Partout sur le Web, nous sommes les témoins d’une montée des discours misogynes. Les « symboles » misogynes, comme le masculiniste Andrew Tate, utilisent leurs plateformes pour partager leurs croyances dangereuses quant aux femmes. Tate a d’ailleurs partagé plusieurs fois qu’il croit que les femmes appartiennent aux hommes, qu’elles sont de bons moyens pour se faire de l’argent. Nous remarquons également une hausse des commentaires haineux en ligne – comme le montre si bien le compte Twitter de J. K. Rowling – envers les femmes transgenres  ;  bref, des commentaires qui traduisent la croyance que toutes les femmes ne méritent pas les droits qu’elles ont si difficilement acquis.
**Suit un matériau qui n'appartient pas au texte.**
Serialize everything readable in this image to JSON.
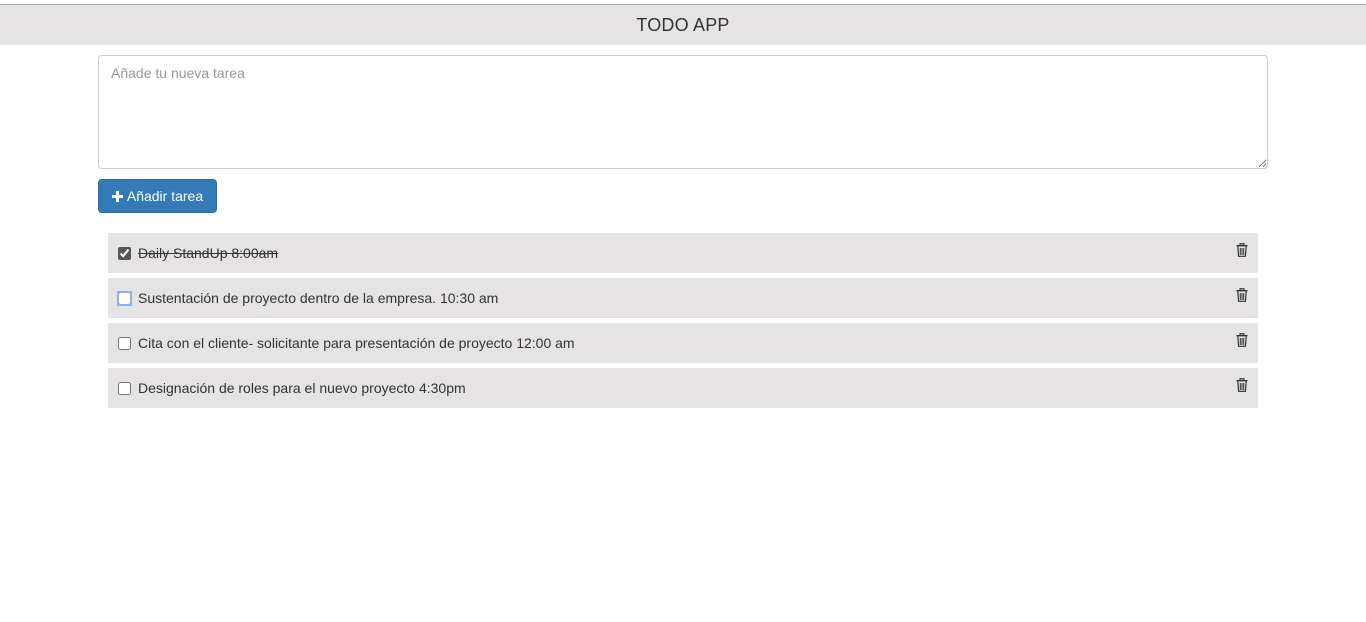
{
  "header": {
    "title": "TODO APP"
  },
  "new_task": {
    "value": "",
    "placeholder": "Añade tu nueva tarea"
  },
  "add_button": {
    "label": "Añadir tarea",
    "icon": "plus-icon",
    "color": "#337ab7"
  },
  "tasks": [
    {
      "text": "Daily StandUp 8:00am",
      "completed": true
    },
    {
      "text": "Sustentación de proyecto dentro de la empresa. 10:30 am",
      "completed": false
    },
    {
      "text": "Cita con el cliente- solicitante para presentación de proyecto 12:00 am",
      "completed": false
    },
    {
      "text": "Designación de roles para el nuevo proyecto 4:30pm",
      "completed": false
    }
  ],
  "task_delete_icon": "trash-icon",
  "colors": {
    "header_background": "#e5e3e4",
    "task_background": "#e5e3e4",
    "primary": "#337ab7"
  }
}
Ce genre de misogynie, qui joue un rôle énorme dans la banalisation des propos haineux contre les minorités, ne se limite malheureusement pas au monde virtuel. Nous n’avons pas à regarder loin pour l’observer : les professeures dans le monde académique doivent par exemple faire plus d’efforts pour se faire reconnaître dans le milieu et pour se faire respecter par leurs étudiant.e.s.

Nous entrons, en 2023, dans une nouvelle ère de backlash – nous faisons ici référence à la théorie développée par Susan Faludi – avec la montée du conservatisme. Le progrès que nous avons fait depuis le début du 21e siècle en termes de droits des femmes est donc remis en question, tout comme les lois que nous avons auparavant considérées comme acquises.
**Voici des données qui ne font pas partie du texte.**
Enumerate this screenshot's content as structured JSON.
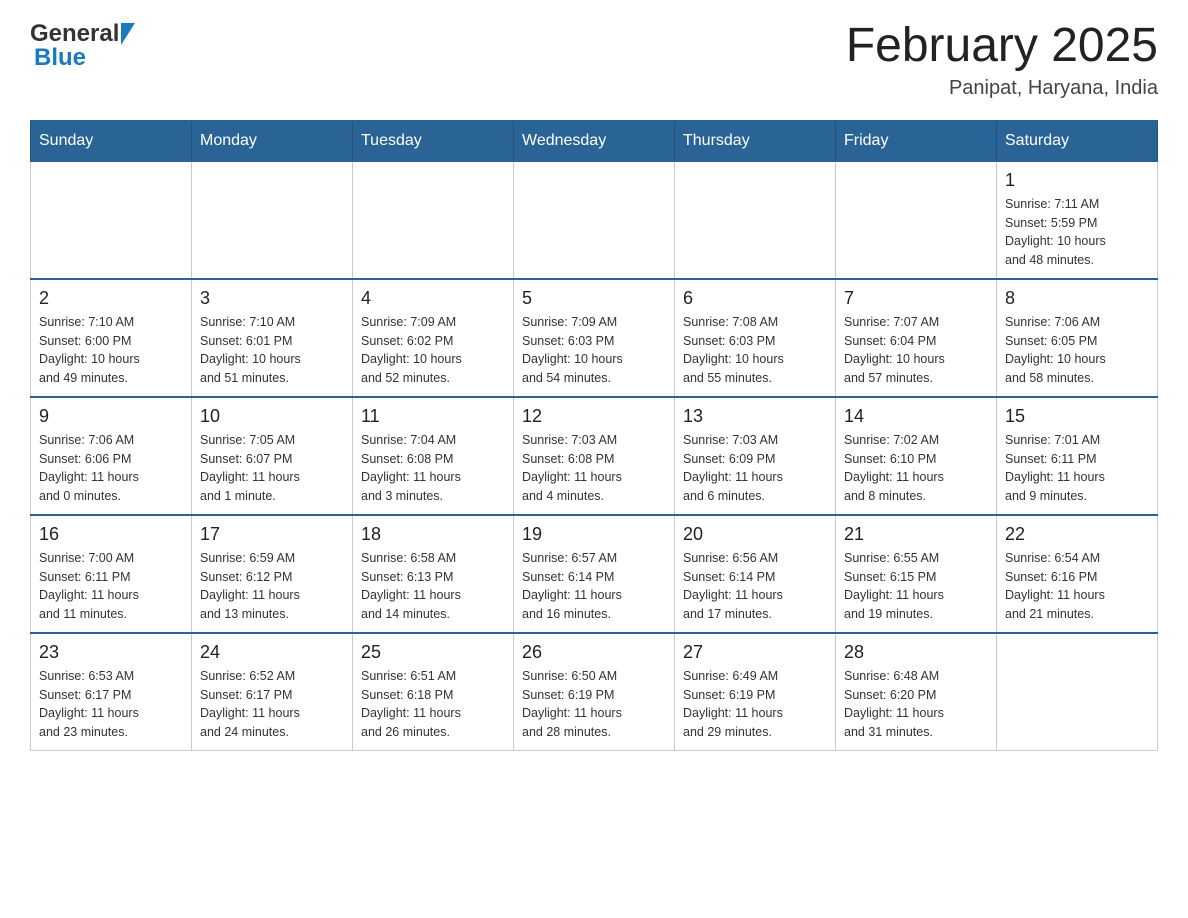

Chaque femme compte-t-elle vraiment ? 

Dans le cadre de la Journée internationale des droits des femmes de cette année, le gouvernement fédéral du Canada a adopté le thème « chaque femme compte ». Ce thème est un peu ironique, considérant tous les événements qui démontrent que chaque femme ne compte effectivement pas.

Prenons par exemple le cas de toutes les femmes autochtones disparues ou tuées depuis les dernières années. Celles-ci sont disproportionnellement victimes de crimes au Canada par rapport au reste de la population. Elles sont beaucoup plus susceptibles de vivre des conditions d’itinérance, et sont encore plus sensibles à l’épidémie de surdosage au pays. Le gouvernement ne semble rien faire pour leur venir en aide. Pouvons-nous alors réellement célébrer leurs droits ?

La pandémie a elle aussi contribué au recul en matière des droits des femmes. Les violences sexuelles et les féminicides qui en ont découlé ont eu de graves conséquences sur ces avancements. Ce n’est pourtant pas un phénomène qui ne se retrouve qu’au pays : le recul en matière des droits des femmes est global.

Allons voir nos voisins du Sud, qui en juin dernier, ont invalidé le droit constitutionnel à l’avortement en annulant l’arrêt Roe v. Wade, en vigueur depuis 1973. Ce changement s’avère dangereux pour toutes les femmes, mais surtout celles qui sont en situation précaire, et touche ainsi particulièrement les minorités. 

Que dire des femmes musulmanes, qui sont continuellement victimes du patriarcat et de l’islamophobie, au pays comme ailleurs ? Forcer les femmes à enlever leur voile, comme le font la France et le Québec, est tout autant une violence que les forcer à le porter, comme en Iran et en Arabie Saoudite, par exemple.

Oser rêver ?

Il est décourageant de faire face à tout cela. Nous en convenons. Certes, il est important de mentionner ces reculs, non pas comme excuse pour se plaindre, mais plutôt pour inciter les gens à rester vigilants. C’est Simone de Beauvoir qui a affirmé sagement : « N’oubliez jamais qu’il suffira d’une crise politique, économique ou religieuse pour que les droits des femmes soient remis en question. Ces droits ne sont jamais acquis. Vous devrez rester vigilantes votre vie durant. »

Les grandes féministes de l’histoire seraient sans doute déçues de constater l’état des choses. Elles nous inciteraient pourtant à ne jamais baisser les bras, et à continuer à nous battre pour les droits fondamentaux des femmes d’ici et d’ailleurs.Le 8 mars prochain, nous ne célébrerons donc pas. En commençant par cet éditorial, nous, à La Rotonde, allons plutôt nous servir de cette journée internationale pour informer les gens sur les injustices et les obstacles auxquels se heurtent les femmes.